Submission to Bursa Malaysia – INED Rule Amendments

On 2 September 2021, ACGA sent a letter to the Bursa Malaysia Securities Berhad in response to its consultation paper on the “Proposed Amendments to Listing Requirements in relation to Director Appointment and Independence”.

We commented on below questions in our letter.

Question 1: Do you agree that the computation of 12 years should take into account the service as an ID in the related corporations of applicant/listed issuer?

Question 2: Do you agree that a cooling off period of 3 years is appropriate for a long-serving ID before such person can be re-appointed as an ID? If not, what is your recommended cooling-off period?

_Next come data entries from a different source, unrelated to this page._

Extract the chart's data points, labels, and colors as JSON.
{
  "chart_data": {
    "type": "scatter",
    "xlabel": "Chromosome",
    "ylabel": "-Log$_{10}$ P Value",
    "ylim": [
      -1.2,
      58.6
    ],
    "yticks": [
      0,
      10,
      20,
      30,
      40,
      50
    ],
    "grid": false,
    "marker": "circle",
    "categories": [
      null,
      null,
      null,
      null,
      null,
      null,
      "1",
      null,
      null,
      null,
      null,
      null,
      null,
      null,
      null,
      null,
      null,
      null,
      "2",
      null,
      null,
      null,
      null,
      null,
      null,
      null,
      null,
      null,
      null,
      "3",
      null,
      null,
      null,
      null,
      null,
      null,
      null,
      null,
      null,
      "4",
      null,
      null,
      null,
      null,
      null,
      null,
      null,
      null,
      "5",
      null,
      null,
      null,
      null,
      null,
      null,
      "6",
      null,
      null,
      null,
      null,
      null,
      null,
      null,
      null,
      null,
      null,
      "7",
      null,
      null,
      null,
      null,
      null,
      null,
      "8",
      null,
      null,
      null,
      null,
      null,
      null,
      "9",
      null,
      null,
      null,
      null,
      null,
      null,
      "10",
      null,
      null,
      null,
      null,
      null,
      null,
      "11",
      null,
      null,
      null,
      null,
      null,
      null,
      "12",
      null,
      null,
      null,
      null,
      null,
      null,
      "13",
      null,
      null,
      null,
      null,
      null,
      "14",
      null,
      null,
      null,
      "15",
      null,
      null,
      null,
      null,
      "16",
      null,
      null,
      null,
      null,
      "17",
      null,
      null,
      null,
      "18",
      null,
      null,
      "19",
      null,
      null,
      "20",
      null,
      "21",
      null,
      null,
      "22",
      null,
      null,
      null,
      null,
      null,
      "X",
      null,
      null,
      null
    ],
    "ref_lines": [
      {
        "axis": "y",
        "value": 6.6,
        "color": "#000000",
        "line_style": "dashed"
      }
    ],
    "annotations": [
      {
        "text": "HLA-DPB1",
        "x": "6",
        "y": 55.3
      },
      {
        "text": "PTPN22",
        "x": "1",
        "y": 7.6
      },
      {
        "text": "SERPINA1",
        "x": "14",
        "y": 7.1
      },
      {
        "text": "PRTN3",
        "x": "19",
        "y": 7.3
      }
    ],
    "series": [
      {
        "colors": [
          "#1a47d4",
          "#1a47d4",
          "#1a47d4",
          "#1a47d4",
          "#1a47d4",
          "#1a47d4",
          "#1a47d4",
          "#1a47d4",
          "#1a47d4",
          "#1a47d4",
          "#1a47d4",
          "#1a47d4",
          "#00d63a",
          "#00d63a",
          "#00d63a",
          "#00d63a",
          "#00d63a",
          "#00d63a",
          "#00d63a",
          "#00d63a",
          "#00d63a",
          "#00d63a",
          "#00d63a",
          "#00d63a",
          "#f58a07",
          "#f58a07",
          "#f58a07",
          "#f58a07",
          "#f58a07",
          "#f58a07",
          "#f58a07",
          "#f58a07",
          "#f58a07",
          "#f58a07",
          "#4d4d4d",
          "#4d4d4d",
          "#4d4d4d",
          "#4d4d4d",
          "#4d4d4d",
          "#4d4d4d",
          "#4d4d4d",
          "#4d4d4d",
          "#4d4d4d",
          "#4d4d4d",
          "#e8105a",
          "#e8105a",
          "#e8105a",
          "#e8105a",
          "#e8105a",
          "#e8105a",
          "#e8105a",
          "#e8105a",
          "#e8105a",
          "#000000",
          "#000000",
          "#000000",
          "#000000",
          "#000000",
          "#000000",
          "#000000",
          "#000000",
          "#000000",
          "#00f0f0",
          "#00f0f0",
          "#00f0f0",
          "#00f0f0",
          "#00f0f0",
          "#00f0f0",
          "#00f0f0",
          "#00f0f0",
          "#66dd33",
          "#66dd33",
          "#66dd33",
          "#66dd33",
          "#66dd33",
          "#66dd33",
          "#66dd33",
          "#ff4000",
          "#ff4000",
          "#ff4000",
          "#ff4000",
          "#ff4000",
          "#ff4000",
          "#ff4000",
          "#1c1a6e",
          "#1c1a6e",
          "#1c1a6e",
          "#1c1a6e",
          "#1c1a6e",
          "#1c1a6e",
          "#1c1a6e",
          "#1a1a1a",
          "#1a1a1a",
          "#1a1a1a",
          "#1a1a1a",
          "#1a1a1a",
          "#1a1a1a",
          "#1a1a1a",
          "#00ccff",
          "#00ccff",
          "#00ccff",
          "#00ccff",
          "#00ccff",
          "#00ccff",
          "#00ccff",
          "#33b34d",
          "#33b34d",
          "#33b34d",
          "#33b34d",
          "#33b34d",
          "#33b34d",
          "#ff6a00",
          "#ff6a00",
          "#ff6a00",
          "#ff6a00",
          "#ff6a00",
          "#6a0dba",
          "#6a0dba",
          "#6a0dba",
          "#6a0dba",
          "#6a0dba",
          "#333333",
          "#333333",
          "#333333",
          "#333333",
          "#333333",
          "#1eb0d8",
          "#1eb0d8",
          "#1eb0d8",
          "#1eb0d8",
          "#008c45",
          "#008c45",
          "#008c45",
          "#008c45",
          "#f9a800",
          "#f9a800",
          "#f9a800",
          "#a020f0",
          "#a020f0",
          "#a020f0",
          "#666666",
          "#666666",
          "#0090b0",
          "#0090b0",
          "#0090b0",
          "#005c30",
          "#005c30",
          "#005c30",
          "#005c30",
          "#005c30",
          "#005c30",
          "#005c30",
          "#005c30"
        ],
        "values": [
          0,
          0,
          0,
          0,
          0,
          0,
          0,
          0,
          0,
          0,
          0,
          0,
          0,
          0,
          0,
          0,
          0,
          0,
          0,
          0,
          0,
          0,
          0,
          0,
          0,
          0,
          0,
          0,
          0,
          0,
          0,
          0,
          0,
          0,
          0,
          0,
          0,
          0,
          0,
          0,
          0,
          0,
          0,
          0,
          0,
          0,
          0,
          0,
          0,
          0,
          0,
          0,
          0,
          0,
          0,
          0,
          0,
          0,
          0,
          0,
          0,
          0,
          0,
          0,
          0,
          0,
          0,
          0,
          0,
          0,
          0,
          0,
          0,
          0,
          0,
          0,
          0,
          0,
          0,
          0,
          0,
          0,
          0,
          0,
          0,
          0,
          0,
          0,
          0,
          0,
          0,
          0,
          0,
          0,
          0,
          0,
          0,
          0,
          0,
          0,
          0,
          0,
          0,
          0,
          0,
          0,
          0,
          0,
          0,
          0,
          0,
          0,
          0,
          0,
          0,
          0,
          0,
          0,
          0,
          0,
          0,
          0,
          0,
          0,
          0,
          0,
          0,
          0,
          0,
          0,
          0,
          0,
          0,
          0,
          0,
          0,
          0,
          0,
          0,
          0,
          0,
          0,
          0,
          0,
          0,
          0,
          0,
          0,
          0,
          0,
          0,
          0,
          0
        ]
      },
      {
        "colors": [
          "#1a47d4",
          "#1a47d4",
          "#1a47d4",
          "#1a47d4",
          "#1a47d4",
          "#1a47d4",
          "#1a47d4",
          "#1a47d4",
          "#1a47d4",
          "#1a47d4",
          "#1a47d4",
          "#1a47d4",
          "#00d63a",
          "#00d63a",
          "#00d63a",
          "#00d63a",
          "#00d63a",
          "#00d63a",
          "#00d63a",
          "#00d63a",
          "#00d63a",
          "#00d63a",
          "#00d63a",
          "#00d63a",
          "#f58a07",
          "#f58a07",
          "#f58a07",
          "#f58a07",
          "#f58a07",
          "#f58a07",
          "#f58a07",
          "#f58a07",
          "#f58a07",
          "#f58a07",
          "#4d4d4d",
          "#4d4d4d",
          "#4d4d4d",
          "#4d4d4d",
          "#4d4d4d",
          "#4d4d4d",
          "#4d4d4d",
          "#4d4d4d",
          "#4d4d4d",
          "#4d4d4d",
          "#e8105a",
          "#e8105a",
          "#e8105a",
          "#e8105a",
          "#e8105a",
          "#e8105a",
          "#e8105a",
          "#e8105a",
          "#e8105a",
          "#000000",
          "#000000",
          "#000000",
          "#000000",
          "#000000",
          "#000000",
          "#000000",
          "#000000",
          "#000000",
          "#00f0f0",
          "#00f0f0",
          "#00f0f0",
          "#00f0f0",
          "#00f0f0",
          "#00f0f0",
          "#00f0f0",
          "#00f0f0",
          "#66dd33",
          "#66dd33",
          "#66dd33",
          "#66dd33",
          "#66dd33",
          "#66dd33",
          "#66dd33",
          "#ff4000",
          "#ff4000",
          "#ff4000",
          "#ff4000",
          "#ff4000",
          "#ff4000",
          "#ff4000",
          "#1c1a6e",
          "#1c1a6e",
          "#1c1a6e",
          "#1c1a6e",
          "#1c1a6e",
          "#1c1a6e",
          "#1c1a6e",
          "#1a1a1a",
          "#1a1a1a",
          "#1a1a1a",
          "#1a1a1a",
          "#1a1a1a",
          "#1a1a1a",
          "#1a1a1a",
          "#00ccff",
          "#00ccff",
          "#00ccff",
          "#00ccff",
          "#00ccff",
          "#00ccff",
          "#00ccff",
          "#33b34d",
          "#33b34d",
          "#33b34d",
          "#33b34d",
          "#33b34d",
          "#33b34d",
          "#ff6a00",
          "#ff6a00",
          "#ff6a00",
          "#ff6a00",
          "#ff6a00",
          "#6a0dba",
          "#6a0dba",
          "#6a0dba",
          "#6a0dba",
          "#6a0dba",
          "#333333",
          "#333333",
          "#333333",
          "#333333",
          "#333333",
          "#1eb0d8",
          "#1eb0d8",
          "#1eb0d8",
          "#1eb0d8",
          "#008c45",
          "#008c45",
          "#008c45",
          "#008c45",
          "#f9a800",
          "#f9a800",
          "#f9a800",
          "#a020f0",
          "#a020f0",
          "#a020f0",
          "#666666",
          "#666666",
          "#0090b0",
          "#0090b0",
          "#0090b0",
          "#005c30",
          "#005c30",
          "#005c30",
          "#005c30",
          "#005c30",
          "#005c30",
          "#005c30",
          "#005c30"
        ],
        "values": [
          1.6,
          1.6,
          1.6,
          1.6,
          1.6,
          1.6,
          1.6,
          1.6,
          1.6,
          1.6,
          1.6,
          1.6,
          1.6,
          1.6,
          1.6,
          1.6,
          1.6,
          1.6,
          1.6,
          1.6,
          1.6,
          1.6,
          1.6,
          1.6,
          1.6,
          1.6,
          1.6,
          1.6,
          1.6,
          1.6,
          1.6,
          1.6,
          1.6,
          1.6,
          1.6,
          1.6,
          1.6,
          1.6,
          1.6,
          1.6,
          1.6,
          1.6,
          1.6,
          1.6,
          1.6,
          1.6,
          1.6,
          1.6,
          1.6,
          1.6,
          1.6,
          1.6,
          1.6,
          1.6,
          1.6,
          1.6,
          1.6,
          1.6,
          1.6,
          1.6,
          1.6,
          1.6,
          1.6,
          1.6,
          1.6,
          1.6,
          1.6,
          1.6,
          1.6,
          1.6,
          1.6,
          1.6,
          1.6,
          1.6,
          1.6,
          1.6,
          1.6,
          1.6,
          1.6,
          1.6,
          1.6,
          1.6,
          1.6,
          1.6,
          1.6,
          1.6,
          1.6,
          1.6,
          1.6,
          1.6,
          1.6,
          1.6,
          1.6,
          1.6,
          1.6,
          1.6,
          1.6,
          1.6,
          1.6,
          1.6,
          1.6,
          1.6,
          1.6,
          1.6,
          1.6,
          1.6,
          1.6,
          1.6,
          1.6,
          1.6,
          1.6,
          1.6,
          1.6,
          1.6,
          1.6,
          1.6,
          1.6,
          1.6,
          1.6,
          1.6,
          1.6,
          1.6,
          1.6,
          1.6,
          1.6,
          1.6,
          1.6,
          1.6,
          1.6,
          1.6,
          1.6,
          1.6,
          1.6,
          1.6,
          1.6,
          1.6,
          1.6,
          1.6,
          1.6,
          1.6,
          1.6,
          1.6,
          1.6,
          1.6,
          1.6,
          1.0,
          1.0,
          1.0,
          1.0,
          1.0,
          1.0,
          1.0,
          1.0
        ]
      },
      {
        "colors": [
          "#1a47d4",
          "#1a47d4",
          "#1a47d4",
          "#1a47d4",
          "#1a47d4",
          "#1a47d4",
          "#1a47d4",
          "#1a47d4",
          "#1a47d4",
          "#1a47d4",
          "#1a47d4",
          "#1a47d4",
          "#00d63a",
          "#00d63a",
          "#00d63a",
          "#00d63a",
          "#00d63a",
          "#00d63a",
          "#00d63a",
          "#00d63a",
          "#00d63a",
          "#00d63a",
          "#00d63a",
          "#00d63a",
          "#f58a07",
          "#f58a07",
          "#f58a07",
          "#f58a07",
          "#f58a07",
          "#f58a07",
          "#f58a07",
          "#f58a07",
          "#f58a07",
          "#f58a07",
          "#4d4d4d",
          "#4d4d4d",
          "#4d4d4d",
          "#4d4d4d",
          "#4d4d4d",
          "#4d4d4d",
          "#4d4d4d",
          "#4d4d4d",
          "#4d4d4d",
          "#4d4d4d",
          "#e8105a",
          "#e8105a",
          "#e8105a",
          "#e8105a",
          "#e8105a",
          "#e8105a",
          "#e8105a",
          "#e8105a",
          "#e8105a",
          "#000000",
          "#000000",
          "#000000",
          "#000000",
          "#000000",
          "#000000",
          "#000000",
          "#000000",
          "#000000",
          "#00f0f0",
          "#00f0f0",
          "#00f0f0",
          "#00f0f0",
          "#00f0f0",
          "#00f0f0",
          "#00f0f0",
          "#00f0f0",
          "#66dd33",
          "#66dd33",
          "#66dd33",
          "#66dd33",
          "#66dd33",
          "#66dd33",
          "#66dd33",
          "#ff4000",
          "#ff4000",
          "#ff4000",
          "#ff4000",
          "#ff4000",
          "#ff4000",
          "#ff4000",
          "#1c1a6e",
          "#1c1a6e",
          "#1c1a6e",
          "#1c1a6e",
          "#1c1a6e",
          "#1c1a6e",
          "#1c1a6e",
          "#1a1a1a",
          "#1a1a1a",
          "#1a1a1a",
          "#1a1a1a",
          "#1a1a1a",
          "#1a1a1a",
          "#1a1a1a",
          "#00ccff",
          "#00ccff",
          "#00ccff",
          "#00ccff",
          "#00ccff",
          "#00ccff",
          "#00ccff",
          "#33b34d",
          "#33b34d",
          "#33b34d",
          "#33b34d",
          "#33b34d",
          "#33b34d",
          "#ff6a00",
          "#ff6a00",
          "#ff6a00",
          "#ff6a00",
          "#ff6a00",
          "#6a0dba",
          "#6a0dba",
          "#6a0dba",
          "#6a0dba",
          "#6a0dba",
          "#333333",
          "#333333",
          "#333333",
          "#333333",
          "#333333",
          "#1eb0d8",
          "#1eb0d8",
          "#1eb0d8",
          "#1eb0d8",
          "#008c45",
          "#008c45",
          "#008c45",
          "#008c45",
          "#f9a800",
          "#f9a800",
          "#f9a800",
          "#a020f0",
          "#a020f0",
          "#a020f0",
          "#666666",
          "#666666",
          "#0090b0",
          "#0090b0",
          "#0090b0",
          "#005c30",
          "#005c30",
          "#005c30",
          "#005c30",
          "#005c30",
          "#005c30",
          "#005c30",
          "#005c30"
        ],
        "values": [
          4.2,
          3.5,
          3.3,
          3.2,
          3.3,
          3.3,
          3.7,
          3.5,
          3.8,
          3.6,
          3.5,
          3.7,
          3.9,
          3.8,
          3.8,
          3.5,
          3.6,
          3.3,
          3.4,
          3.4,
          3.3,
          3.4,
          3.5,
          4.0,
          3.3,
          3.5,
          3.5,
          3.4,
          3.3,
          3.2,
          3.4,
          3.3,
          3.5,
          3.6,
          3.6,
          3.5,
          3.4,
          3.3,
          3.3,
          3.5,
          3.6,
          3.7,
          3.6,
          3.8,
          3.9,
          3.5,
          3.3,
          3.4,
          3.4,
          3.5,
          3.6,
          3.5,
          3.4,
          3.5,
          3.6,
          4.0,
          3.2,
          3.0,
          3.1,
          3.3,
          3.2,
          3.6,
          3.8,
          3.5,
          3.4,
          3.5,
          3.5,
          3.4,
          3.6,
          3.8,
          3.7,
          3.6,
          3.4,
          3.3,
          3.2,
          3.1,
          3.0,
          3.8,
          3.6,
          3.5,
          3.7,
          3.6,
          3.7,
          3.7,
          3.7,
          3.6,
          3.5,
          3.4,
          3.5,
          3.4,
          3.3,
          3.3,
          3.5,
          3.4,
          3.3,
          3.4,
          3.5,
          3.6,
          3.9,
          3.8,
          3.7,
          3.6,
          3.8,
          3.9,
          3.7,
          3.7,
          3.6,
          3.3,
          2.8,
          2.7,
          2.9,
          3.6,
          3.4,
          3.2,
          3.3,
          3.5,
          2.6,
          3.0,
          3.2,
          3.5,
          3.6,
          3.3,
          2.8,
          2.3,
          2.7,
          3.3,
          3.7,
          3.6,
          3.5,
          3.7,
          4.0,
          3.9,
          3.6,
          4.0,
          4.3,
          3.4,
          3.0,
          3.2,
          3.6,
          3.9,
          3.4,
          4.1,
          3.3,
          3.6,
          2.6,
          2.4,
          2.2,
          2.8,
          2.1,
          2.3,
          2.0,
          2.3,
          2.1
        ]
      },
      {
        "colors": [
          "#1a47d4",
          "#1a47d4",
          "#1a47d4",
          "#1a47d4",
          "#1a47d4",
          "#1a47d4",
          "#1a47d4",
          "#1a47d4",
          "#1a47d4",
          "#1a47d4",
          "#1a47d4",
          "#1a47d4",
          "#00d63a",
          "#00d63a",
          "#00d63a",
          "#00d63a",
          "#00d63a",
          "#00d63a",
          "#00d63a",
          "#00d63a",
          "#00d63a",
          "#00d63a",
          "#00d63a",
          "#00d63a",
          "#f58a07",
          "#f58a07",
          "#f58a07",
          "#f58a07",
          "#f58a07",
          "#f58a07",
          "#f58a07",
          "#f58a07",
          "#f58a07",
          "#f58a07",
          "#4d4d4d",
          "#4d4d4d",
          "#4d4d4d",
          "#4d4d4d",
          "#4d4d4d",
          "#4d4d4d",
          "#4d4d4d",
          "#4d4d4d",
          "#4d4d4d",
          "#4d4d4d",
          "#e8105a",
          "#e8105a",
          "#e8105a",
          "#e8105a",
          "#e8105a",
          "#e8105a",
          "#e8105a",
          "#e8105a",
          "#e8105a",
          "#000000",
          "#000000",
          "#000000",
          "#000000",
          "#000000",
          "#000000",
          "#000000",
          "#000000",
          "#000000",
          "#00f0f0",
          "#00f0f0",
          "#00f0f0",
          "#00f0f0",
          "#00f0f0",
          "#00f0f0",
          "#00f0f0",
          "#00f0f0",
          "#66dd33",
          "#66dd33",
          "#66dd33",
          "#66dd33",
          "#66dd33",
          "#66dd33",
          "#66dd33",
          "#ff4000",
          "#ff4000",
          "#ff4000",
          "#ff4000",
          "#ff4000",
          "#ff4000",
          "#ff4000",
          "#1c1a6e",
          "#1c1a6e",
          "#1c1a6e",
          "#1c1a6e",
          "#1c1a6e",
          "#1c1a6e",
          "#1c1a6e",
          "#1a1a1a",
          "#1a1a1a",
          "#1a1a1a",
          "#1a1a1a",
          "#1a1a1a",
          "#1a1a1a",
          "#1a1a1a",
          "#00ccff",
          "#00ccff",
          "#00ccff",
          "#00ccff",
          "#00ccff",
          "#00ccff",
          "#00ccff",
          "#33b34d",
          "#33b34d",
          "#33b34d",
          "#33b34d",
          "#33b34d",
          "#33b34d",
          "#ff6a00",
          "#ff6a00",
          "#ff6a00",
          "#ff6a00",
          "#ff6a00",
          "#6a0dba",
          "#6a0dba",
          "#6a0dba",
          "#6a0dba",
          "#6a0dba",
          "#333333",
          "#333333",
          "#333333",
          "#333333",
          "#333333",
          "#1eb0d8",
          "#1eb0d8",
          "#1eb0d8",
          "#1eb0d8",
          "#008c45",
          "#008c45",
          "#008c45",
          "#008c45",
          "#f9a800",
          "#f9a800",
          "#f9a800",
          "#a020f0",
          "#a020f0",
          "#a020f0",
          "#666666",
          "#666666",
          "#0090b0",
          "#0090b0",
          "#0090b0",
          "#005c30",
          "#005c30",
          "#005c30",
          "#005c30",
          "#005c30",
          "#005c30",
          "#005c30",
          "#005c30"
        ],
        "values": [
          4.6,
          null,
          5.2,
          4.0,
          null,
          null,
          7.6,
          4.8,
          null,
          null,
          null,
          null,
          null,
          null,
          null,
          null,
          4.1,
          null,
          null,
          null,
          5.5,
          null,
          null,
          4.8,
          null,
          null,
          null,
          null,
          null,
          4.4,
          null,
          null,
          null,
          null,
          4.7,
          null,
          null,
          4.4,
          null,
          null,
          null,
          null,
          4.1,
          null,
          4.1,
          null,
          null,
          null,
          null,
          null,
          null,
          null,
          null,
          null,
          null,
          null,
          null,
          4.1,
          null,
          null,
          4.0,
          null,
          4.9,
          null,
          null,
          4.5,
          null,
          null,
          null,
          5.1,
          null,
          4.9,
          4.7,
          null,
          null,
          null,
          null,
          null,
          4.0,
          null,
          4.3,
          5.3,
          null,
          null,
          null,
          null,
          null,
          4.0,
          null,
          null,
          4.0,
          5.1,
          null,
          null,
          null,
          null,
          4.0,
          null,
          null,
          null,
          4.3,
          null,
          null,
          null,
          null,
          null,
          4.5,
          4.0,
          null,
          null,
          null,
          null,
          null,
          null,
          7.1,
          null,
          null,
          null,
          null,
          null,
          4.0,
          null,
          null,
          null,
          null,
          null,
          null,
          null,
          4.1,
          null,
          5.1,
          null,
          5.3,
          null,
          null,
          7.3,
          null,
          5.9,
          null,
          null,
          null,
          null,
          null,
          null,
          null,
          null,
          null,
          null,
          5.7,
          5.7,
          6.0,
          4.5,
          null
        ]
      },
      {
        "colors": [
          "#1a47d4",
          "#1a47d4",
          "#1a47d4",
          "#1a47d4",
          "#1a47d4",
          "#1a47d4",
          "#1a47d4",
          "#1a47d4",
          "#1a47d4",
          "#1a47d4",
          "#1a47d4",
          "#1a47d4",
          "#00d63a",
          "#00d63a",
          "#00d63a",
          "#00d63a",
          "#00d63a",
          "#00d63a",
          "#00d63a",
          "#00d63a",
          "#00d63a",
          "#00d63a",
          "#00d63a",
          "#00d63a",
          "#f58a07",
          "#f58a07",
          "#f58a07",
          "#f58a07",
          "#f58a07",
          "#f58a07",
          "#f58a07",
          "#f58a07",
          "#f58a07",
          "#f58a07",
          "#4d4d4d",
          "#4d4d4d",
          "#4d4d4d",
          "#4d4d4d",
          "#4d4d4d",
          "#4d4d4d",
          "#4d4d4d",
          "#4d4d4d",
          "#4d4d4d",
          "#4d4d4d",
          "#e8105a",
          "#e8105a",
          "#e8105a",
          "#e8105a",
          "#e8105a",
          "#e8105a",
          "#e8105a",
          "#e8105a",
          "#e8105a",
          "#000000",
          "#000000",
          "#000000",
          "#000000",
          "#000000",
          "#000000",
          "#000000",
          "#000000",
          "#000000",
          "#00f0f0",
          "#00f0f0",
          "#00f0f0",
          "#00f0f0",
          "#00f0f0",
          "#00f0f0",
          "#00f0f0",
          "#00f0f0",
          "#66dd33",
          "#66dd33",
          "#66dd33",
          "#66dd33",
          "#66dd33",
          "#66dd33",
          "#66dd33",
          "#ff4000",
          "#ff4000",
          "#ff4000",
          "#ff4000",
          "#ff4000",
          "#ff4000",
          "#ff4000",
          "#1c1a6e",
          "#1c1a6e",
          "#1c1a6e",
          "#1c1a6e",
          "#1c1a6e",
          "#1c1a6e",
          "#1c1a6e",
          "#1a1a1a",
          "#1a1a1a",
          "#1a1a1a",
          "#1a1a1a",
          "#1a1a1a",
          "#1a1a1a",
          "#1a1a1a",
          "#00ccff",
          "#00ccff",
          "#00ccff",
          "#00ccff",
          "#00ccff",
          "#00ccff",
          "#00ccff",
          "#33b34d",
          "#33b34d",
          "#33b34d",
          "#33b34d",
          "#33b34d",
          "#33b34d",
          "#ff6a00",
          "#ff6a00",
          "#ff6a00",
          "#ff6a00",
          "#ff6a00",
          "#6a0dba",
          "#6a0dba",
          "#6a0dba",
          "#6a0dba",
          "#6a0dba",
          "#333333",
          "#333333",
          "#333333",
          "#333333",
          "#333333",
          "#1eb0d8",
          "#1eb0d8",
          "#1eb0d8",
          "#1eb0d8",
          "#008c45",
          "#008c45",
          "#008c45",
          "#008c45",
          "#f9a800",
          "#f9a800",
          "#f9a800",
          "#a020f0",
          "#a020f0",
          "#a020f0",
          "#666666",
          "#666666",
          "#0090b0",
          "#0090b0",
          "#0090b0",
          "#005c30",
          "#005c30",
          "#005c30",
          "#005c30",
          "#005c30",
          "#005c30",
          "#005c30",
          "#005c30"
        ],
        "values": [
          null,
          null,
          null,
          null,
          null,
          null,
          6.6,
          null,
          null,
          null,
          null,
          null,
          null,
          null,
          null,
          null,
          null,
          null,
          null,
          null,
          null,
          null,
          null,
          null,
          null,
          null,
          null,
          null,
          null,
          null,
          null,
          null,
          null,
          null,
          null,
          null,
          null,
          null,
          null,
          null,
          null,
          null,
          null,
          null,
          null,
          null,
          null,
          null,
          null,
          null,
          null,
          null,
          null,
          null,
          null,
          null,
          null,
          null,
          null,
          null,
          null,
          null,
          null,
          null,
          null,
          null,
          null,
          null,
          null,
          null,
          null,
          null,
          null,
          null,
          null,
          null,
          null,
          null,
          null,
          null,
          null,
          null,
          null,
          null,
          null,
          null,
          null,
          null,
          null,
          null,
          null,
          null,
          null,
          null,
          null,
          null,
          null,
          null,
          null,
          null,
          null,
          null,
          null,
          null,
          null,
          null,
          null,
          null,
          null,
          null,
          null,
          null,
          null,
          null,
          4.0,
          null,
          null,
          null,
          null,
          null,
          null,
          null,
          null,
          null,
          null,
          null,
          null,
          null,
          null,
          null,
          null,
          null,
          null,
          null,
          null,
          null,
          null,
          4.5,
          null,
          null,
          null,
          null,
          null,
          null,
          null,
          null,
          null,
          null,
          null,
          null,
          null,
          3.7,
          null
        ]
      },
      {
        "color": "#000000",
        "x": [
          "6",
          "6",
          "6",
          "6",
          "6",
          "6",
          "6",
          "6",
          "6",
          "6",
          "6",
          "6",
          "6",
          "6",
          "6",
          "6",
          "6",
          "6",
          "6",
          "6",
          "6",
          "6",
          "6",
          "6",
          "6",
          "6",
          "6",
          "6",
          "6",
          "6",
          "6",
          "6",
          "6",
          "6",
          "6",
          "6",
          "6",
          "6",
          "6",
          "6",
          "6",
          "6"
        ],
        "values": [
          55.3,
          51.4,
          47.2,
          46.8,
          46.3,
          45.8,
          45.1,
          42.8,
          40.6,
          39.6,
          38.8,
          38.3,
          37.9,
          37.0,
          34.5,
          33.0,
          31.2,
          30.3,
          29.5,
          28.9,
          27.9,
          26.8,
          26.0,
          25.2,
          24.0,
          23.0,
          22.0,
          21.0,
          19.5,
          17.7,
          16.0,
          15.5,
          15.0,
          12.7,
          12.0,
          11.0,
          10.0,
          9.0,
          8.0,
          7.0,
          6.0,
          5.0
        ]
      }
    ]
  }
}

Question 3: Do you agree that a grace period of 12 months is sufficient for a listed issuer to comply with the proposed enhancements as set out in paragraph 10 of this Consultation Paper? If not, what is your recommended grace period?

Question 4: Do you agree with the proposal in paragraph 19 of this Consultation Paper which requires a listed issuer to do the following:
a) Put in place a fit and proper policy for the appointment and re-appointment of directors of the listed issuer and its subsidiaries;
b) Ensure the policy addresses board quality and integrity;
c) Make available the policy on its website; and
d) Disclose the application of the fit and proper policy in the NC Statement?

Question 5: Do you agree that a listed issuer should be given the flexibility to formulate the fit and proper policy, guided by the proposed aspects in paragraph 21 of this Consultation Paper which will be set out in the CG Guide?

Question 6: Do you agree with the proposed aspects of fit and properness of directors in paragraph 21 of this Consultation Paper which will be set out in the CG Guide? Do you have any other recommended aspects for fit and properness of directors?